Sport: Heroism, Hugs and Laughter
It was hot, the hot kind of hot Indiana hot weather that sends the family dog scrooching under the pickup truck to enjoy the shade. But in South Bend, on the Notre Dame and St. Mary's College campuses, heroic athletes from 70 countries were running and jumping and laughing from the sheer joy of it all. No, these were not the Pan American Games, which were to start a few days later, downstate at Indianapolis. The competitors there, everyone knew, would run faster and jump higher. But not happier; world happiness records were being set here at the Seventh International Summer Special Olympics.
At the Notre Dame gym, lean, well-conditioned gymnasts are performing difficult maneuvers on the flying rings and the parallel bars. Obviously, they are athletes. No first-time observer of this Olympics for the mentally handicapped would wonder why they are competing. At the gym's other end, however, the scene takes the first-timer farther from the familiar, with a floor exercise called "rhythmic ribbons." One by one, young women, most of them shaped by the rough hand of Down's syndrome and all of limited physical ability, walk or run slowly over a patterned course, swirling a long ribbon tied to the end of a stick. Is that all there is to it? Yes. Except that Down's people tend to be short, and short-limbed, and sometimes awkward, the newcomer reflects, and the swirling ribbon is a marvelous way for such teenagers to be graceful, to dance. Any lack of comprehension is swept away as these seven athletes stand on the victory platform to receive their medals and roses. They are so happy, so gloriously pleased to be alive, that passersby watch in astonishment. The rarity they are seeing is momentary, only a flash, but it is beauty.
Out on the not-quite-melted running track, Alice Miller, 67, of South Bend, is hard at work under the hot sun. She is a lean, quick-smiling grandmother with cottony white hair, and what she does is hug. When an athlete here finishes an event, he or she gets a hug -- that's a rule, one that might be expanded to the wider world, and Alice is great at it, having practiced on four children and eleven grandchildren.

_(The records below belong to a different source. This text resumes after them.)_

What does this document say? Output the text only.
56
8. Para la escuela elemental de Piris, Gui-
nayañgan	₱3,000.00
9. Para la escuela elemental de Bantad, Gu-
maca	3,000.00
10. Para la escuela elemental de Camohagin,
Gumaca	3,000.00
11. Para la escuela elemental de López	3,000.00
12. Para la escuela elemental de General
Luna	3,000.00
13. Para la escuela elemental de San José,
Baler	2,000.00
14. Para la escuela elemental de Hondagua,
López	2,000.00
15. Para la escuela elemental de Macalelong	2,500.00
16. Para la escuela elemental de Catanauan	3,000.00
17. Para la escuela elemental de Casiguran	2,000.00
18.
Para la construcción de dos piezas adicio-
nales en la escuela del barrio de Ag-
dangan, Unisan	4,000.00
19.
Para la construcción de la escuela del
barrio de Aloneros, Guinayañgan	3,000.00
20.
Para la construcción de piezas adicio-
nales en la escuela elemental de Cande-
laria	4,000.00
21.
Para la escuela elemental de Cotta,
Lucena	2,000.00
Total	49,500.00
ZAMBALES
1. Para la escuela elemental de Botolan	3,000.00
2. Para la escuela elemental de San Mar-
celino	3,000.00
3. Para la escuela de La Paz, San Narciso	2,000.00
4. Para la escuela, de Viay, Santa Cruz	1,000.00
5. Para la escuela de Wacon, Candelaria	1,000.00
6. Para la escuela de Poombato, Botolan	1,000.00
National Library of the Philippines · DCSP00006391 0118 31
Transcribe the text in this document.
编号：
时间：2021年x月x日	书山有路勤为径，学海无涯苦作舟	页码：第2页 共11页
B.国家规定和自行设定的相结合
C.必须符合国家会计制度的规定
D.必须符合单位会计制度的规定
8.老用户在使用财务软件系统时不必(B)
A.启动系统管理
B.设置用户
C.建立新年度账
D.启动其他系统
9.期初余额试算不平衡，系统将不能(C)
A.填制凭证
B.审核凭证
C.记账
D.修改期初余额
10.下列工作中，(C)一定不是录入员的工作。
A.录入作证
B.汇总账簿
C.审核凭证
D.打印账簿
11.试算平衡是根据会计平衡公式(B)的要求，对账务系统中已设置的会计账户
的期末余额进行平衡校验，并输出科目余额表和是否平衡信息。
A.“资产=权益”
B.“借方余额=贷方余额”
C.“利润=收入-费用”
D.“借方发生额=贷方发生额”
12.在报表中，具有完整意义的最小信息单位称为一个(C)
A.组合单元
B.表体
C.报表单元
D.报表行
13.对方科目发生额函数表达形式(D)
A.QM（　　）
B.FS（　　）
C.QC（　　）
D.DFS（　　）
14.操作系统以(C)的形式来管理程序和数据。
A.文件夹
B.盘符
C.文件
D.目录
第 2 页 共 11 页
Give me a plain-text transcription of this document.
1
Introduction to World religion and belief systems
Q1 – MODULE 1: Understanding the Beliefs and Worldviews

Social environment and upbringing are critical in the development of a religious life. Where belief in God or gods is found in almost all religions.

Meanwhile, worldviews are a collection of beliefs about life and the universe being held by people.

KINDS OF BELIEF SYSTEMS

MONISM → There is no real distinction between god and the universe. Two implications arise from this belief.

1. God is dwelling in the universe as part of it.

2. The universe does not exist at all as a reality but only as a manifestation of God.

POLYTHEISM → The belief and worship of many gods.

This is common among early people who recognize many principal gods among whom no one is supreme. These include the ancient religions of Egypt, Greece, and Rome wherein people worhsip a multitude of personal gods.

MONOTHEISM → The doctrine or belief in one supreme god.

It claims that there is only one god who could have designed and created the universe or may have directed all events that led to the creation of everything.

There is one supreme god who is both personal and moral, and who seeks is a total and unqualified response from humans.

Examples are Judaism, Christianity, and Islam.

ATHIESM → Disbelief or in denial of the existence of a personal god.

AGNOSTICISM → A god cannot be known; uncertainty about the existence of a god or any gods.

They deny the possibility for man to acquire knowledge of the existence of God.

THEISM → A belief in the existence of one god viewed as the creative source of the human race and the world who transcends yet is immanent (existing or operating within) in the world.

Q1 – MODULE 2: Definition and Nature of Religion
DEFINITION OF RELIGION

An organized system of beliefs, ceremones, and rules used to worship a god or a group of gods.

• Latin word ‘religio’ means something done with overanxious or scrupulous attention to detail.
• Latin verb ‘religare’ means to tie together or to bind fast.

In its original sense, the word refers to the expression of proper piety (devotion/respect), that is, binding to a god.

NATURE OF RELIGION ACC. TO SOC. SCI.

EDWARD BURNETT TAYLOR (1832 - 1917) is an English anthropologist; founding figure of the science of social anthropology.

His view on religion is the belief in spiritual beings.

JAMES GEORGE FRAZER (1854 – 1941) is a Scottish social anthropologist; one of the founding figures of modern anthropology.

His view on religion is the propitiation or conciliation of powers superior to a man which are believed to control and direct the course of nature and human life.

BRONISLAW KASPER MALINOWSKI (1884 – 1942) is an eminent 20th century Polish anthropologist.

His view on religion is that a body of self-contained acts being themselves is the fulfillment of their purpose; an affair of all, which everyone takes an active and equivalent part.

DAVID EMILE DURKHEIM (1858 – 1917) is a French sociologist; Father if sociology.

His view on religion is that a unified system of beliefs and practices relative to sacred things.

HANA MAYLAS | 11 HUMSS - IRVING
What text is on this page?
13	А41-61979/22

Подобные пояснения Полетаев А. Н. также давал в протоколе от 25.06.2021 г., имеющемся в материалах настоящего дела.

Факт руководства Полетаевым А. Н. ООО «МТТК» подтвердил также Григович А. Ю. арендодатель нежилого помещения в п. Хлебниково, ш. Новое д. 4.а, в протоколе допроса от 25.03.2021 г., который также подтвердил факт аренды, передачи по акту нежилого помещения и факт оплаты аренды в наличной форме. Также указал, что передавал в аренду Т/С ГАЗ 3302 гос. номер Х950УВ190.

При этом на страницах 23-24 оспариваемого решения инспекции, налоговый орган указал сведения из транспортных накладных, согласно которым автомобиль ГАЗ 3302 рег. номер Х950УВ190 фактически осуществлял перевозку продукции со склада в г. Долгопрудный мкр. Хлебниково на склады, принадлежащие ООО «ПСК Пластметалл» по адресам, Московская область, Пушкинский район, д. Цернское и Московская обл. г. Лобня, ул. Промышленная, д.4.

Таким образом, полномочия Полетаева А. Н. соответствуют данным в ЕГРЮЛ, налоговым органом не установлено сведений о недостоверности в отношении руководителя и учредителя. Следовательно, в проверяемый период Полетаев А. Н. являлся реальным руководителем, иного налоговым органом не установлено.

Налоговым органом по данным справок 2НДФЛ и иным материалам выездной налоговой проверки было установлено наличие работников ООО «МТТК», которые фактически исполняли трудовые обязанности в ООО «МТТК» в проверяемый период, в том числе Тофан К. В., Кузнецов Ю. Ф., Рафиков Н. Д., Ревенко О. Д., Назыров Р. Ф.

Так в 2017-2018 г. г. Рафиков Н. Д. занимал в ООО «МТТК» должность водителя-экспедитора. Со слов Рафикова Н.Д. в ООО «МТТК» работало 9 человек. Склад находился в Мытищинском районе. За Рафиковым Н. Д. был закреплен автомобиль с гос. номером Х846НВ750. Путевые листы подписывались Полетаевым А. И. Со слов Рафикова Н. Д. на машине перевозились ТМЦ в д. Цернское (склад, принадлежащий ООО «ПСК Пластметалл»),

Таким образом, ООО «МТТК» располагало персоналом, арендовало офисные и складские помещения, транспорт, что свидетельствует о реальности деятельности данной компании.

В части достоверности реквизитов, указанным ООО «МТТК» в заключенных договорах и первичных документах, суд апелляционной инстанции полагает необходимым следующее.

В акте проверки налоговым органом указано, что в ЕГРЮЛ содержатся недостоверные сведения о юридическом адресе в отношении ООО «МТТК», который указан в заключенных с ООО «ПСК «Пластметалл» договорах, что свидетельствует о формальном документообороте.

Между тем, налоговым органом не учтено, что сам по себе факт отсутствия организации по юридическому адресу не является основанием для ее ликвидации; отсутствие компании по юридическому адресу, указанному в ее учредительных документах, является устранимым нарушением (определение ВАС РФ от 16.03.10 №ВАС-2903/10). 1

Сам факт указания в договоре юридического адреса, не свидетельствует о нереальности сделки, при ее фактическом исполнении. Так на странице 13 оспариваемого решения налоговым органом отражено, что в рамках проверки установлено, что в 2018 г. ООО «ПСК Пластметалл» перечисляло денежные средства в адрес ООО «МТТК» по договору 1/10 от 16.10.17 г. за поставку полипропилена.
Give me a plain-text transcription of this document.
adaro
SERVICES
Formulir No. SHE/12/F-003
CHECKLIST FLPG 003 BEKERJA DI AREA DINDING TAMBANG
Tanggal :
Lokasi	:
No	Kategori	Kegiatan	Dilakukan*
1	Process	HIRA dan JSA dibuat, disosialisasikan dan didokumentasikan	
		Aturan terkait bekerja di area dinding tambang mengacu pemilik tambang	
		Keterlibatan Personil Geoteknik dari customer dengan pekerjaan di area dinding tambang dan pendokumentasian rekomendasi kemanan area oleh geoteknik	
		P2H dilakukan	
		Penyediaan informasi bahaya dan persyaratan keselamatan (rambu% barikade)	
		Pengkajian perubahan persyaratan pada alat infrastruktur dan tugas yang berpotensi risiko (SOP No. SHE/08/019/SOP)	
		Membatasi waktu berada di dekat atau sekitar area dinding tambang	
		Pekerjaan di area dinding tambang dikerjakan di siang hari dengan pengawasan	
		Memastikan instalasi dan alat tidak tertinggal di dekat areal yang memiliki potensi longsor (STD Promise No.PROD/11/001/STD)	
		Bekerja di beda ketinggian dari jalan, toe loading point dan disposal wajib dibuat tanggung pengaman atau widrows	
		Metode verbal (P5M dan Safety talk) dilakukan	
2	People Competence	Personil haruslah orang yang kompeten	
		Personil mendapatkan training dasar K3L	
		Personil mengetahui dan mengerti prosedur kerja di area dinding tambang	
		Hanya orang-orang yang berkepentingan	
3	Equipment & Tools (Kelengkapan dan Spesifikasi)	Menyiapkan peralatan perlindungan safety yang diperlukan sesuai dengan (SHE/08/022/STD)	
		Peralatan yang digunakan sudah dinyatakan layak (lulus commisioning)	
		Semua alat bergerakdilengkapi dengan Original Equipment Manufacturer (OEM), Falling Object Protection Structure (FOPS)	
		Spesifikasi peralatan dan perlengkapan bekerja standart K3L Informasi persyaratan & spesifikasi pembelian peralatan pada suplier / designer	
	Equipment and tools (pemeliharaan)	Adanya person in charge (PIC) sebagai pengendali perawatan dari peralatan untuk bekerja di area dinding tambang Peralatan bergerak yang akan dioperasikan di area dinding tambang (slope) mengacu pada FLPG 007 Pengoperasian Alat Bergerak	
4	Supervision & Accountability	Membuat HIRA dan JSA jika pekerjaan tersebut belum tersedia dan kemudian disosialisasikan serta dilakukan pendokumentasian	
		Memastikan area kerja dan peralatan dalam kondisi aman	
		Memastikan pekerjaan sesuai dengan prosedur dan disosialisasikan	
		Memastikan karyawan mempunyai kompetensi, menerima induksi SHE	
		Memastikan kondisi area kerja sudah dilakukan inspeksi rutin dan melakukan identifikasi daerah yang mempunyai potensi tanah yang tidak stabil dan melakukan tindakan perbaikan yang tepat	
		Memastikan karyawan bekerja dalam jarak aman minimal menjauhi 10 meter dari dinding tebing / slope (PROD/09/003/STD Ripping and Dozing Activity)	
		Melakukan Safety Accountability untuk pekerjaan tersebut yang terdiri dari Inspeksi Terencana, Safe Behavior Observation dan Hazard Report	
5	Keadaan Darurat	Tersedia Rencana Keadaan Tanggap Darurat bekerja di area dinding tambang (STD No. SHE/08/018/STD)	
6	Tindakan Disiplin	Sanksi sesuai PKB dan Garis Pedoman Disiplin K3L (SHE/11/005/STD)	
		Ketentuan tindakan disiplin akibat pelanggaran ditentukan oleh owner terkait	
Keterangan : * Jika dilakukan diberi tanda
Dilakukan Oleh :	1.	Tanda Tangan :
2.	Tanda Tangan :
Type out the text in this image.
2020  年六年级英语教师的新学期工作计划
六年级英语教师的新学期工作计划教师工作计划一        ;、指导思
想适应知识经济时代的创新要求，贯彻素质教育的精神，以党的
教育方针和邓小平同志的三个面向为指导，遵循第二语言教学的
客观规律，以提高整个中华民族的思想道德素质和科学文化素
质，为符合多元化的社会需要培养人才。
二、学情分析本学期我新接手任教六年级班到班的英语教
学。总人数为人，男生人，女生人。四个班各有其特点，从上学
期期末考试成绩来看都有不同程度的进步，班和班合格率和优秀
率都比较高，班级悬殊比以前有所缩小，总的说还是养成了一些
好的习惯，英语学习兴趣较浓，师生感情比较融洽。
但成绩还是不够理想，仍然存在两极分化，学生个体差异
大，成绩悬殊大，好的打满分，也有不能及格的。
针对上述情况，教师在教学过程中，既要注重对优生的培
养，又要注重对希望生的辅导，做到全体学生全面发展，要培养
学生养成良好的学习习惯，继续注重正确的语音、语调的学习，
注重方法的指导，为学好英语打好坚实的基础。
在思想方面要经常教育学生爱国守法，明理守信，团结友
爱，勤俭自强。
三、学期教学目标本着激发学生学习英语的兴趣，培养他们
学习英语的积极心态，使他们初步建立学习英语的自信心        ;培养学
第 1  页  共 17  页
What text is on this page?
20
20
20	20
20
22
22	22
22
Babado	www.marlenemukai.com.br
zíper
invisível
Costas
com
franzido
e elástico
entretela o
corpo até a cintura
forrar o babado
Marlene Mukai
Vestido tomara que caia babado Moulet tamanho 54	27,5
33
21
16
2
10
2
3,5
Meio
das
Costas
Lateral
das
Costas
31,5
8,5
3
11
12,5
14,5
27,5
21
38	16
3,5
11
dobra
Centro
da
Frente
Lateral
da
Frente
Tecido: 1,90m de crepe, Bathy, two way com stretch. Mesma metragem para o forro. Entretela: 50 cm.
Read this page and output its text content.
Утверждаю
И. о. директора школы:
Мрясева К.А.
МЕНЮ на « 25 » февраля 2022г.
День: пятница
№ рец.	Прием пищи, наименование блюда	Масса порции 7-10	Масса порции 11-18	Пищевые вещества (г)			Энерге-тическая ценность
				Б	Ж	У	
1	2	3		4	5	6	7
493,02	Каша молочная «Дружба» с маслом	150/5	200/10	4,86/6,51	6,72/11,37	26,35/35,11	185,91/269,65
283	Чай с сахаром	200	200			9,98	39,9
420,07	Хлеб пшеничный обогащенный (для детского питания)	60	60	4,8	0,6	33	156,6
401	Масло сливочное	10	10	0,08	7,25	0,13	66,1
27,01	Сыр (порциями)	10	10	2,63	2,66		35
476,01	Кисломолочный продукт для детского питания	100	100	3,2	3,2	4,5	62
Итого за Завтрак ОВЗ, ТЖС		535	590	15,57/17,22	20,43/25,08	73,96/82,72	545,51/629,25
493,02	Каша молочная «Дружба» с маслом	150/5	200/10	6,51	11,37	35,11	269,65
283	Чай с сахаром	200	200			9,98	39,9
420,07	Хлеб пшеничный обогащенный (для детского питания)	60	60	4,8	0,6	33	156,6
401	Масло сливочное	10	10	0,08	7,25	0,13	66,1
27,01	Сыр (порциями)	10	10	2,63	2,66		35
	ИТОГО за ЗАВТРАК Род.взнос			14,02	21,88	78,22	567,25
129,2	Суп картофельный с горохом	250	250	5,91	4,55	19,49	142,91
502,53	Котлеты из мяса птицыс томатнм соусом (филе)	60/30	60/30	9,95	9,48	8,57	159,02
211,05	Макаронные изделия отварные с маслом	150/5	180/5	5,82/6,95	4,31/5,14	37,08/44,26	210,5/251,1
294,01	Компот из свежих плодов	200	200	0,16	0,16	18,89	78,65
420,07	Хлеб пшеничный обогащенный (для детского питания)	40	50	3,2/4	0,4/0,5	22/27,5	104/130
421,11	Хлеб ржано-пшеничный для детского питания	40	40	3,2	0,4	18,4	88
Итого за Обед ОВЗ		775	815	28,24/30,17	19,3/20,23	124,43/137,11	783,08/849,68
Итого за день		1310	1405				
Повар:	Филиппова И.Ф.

Some of the athletes are near collapse at the end of long races in the high- 90s heat, and medics cool the runners down with towels soaked in ice water. But Eric Tosada, a springy 18-year-old track man from Puerto Rico, doesn't even bother to sit down after clicking off 3,000 meters in 9 min. 38 sec., a new world record for Special Olympians. (The overall world record is 7 min. 32.01 sec.) He bounces around delightedly, and comes to prideful attention when his picture is taken. Another kind of athletic accomplishment is that of George Kelsey of New Jersey, who cannot push with his arms and so maneuvers his wheelchair by reversing it and shoving it along backward, with his left toe, through the 30-meter slalom course. His face is twisted with effort, but he too is laughing with joy as he finishes.